Eliminating System Bottlenecks

Bottlenecks are no fun in any situation. Ask anyone who has to drive through rush hour traffic in the morning—a freeway bottleneck is where you sit in your car, unmoving, fretting over being late to work. If you get caught up in a security bottleneck in an airport, you’re dashing frantic looks at the clock, worried that you’re going to miss your flight. There are many more such examples, all equally infuriating.

Bottlenecks also occur in computer systems, and can be a major source of frustration for IT personnel. Technically, a bottleneck is a delay in transmission of data through the circuits of a computer's processor or over a network.

In processors, the delay typically occurs when a system's bandwidth cannot support the amount of information being relayed at the speed it is being processed. If all of the components of a system are not able to feed the same amount of data at the same speed, a delay is created. For example, a 2GB processor will be severely bottlenecked by an 800MB memory bandwidth.

In the network situation, the flow of information transmitted across a networks is slowed down. Network connections were originally designed to transmit only text files, and the proliferation of bandwidth-intensive transmissions such as high-resolution graphics has caused bottlenecks in the process. These can also be caused by file system bottlenecks, as will be seen below.

One basic factor that can cause bottlenecks is often overlooked, and should always be addressed first: that of the reading and writing of files. If files are not properly organized on a drive,  they are written and read in many pieces—which can jam up memory, processors and networks as well. It takes longer to read the file from the drive into the memory, then from the memory into the processor. The processor then must wait for all the data to be assembled, and is itself slowed down.

Networks become jammed because these many file segments are having to be transmitted individually.

Bottlenecks cause system slows, downtime and increased energy consumption—and without addressing bottlenecks such issues will not be avoided. Additionally, bottlenecks will cause tremendous expenditure in IT hours chasing them down, many times futilely if the actual cause is not tackled.

The right choice to be made by IT staff is to address the reading and writing of files right at the beginning, using performance technology designed to do so. There is even technology available today that prevents a majority of them before they even occur.

Before wasting time attempting to solve performance and network efficiency issues, make sure to address file system bottlenecks completely in the beginning.

Balancing the Powerful Simplicity of SAN with Fragmentation Prevention

As with everything in computing, one of the primary goals developers have for storage area networks (SANs) is simplicity. SAN continues to advance with the advent of self-optimization, virtualization, storage provisioning and other benefits which make the technology more automatic. As SAN becomes more accessible and affordable, more companies are taking advantage of its many benefits.

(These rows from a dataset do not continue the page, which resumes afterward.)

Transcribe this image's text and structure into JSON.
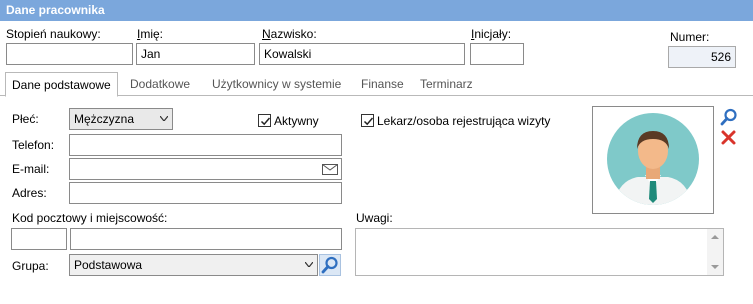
{
  "window": {
    "title": "Dane pracownika"
  },
  "header": {
    "degree_label": "Stopień naukowy:",
    "degree_value": "",
    "firstname_label_u": "I",
    "firstname_label_rest": "mię:",
    "firstname_value": "Jan",
    "lastname_label_u": "N",
    "lastname_label_rest": "azwisko:",
    "lastname_value": "Kowalski",
    "initials_label_u": "I",
    "initials_label_rest": "nicjały:",
    "initials_value": "",
    "number_label": "Numer:",
    "number_value": "526"
  },
  "tabs": [
    {
      "label": "Dane podstawowe"
    },
    {
      "label": "Dodatkowe"
    },
    {
      "label": "Użytkownicy w systemie"
    },
    {
      "label": "Finanse"
    },
    {
      "label": "Terminarz"
    }
  ],
  "form": {
    "gender_label": "Płeć:",
    "gender_value": "Mężczyzna",
    "active_label": "Aktywny",
    "active_checked": true,
    "doctor_label": "Lekarz/osoba rejestrująca wizyty",
    "doctor_checked": true,
    "phone_label": "Telefon:",
    "phone_value": "",
    "email_label": "E-mail:",
    "email_value": "",
    "address_label": "Adres:",
    "address_value": "",
    "postal_label": "Kod pocztowy i miejscowość:",
    "postal_value": "",
    "city_value": "",
    "group_label": "Grupa:",
    "group_value": "Podstawowa",
    "notes_label": "Uwagi:",
    "notes_value": ""
  },
  "colors": {
    "titlebar": "#7ba7dc",
    "avatar_bg": "#7fc9c9",
    "delete_icon": "#d9342b",
    "search_icon": "#2f6fc0"
  }
}
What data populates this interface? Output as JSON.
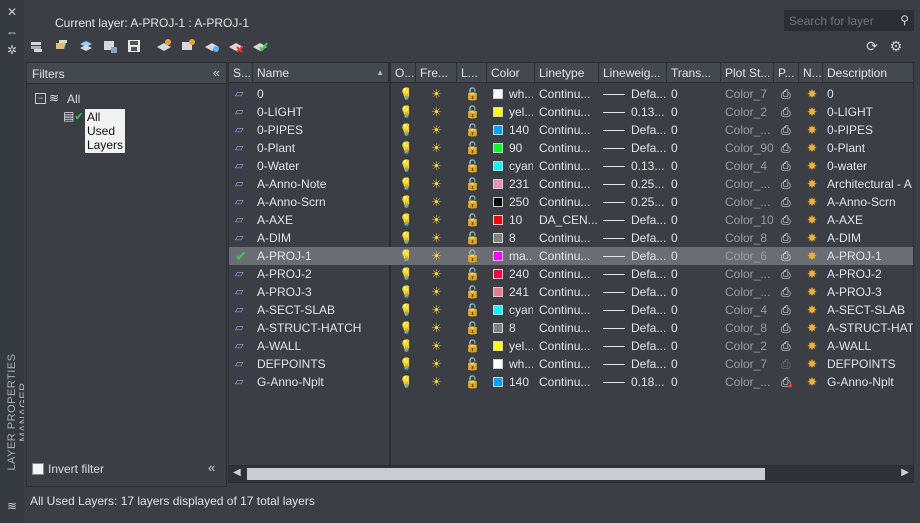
{
  "palette_title": "LAYER PROPERTIES MANAGER",
  "current_layer": "Current layer: A-PROJ-1 : A-PROJ-1",
  "search": {
    "placeholder": "Search for layer"
  },
  "filters": {
    "header": "Filters",
    "tree": [
      {
        "label": "All"
      },
      {
        "label": "All Used Layers"
      }
    ],
    "invert_label": "Invert filter"
  },
  "columns": [
    "S...",
    "Name",
    "O...",
    "Fre...",
    "L...",
    "Color",
    "Linetype",
    "Lineweig...",
    "Trans...",
    "Plot St...",
    "P...",
    "N...",
    "Description"
  ],
  "rows": [
    {
      "name": "0",
      "color_name": "wh...",
      "swatch": "#ffffff",
      "linetype": "Continu...",
      "lineweight": "Defa...",
      "trans": "0",
      "plot_style": "Color_7",
      "desc": "0"
    },
    {
      "name": "0-LIGHT",
      "color_name": "yel...",
      "swatch": "#ffff00",
      "linetype": "Continu...",
      "lineweight": "0.13...",
      "trans": "0",
      "plot_style": "Color_2",
      "desc": "0-LIGHT"
    },
    {
      "name": "0-PIPES",
      "color_name": "140",
      "swatch": "#00a5ff",
      "linetype": "Continu...",
      "lineweight": "Defa...",
      "trans": "0",
      "plot_style": "Color_...",
      "desc": "0-PIPES"
    },
    {
      "name": "0-Plant",
      "color_name": "90",
      "swatch": "#00ff22",
      "linetype": "Continu...",
      "lineweight": "Defa...",
      "trans": "0",
      "plot_style": "Color_90",
      "desc": "0-Plant"
    },
    {
      "name": "0-Water",
      "color_name": "cyan",
      "swatch": "#00ffff",
      "linetype": "Continu...",
      "lineweight": "0.13...",
      "trans": "0",
      "plot_style": "Color_4",
      "desc": "0-water"
    },
    {
      "name": "A-Anno-Note",
      "color_name": "231",
      "swatch": "#ea8fb4",
      "linetype": "Continu...",
      "lineweight": "0.25...",
      "trans": "0",
      "plot_style": "Color_...",
      "desc": "Architectural - A"
    },
    {
      "name": "A-Anno-Scrn",
      "color_name": "250",
      "swatch": "#000000",
      "linetype": "Continu...",
      "lineweight": "0.25...",
      "trans": "0",
      "plot_style": "Color_...",
      "desc": "A-Anno-Scrn"
    },
    {
      "name": "A-AXE",
      "color_name": "10",
      "swatch": "#ff0000",
      "linetype": "DA_CEN...",
      "lineweight": "Defa...",
      "trans": "0",
      "plot_style": "Color_10",
      "desc": "A-AXE"
    },
    {
      "name": "A-DIM",
      "color_name": "8",
      "swatch": "#808080",
      "linetype": "Continu...",
      "lineweight": "Defa...",
      "trans": "0",
      "plot_style": "Color_8",
      "desc": "A-DIM"
    },
    {
      "name": "A-PROJ-1",
      "color_name": "ma...",
      "swatch": "#ff00ff",
      "linetype": "Continu...",
      "lineweight": "Defa...",
      "trans": "0",
      "plot_style": "Color_6",
      "desc": "A-PROJ-1",
      "selected": true
    },
    {
      "name": "A-PROJ-2",
      "color_name": "240",
      "swatch": "#ff0040",
      "linetype": "Continu...",
      "lineweight": "Defa...",
      "trans": "0",
      "plot_style": "Color_...",
      "desc": "A-PROJ-2"
    },
    {
      "name": "A-PROJ-3",
      "color_name": "241",
      "swatch": "#ea7a8a",
      "linetype": "Continu...",
      "lineweight": "Defa...",
      "trans": "0",
      "plot_style": "Color_...",
      "desc": "A-PROJ-3"
    },
    {
      "name": "A-SECT-SLAB",
      "color_name": "cyan",
      "swatch": "#00ffff",
      "linetype": "Continu...",
      "lineweight": "Defa...",
      "trans": "0",
      "plot_style": "Color_4",
      "desc": "A-SECT-SLAB"
    },
    {
      "name": "A-STRUCT-HATCH",
      "color_name": "8",
      "swatch": "#808080",
      "linetype": "Continu...",
      "lineweight": "Defa...",
      "trans": "0",
      "plot_style": "Color_8",
      "desc": "A-STRUCT-HATC"
    },
    {
      "name": "A-WALL",
      "color_name": "yel...",
      "swatch": "#ffff00",
      "linetype": "Continu...",
      "lineweight": "Defa...",
      "trans": "0",
      "plot_style": "Color_2",
      "desc": "A-WALL"
    },
    {
      "name": "DEFPOINTS",
      "color_name": "wh...",
      "swatch": "#ffffff",
      "linetype": "Continu...",
      "lineweight": "Defa...",
      "trans": "0",
      "plot_style": "Color_7",
      "desc": "DEFPOINTS"
    },
    {
      "name": "G-Anno-Nplt",
      "color_name": "140",
      "swatch": "#00a5ff",
      "linetype": "Continu...",
      "lineweight": "0.18...",
      "trans": "0",
      "plot_style": "Color_...",
      "desc": "G-Anno-Nplt"
    }
  ],
  "status": "All Used Layers: 17 layers displayed of 17 total layers"
}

The whole idea of a SAN, of course, is moving storage away from production servers, thereby freeing up resources for active company traffic. High-speed fiber channel networks make it possible for the switch to SAN to be invisible to the user, simply because speeds are similar to direct attachment of disks. Again, the goal is simplicity.

If file fragmentation is not addressed with an equally simple and powerful approach, this goal becomes less obtainable. All of this advanced technology must still read files from hard drives. Due to the splitting of files into thousands or tens of thousands of fragments, unnecessary complexities are introduced into the scheme. And access speed—another prime goal of a SAN—is nullified.

The various technologies being employed to assist SANs in being faster and more automatic each have their own unique susceptibility to fragmentation. For example, thin provisioning allows advance allocation of disk space. But at the same time, the file system may simply write data wherever space is to be found. If data is written to a “high” logical cluster number (say, cluster 200), all clusters from zero to 200 will be allocated even if not used. When data is added to an old file, new files are added or deleted, or an old file is expanded, the difference between file system disk allocation and storage system thin provisioning can contribute to fragmentation, over-allocation, and less efficient use of storage space.

Another example is virtual machines. At the very least, file I/Os are passed through a host and a guest system; file fragmentation wreaks havoc by adding multiple I/Os where there are already plenty extra.

Technology such as SAN requires an equally powerful—and simple—fragmentation solution. Following the trend of full automaticity, the most beneficial solution today is one which functions fully automatically, in the background, requiring no intervention from IT personnel. It is now even possible to prevent a majority of fragmentation before it occurs, putting its complex issues thoroughly in the past.

A SAN can now bring a robust resource saving storage solution to any site. As a companion, the fragmentation solution employed must be comparably robust—and simple.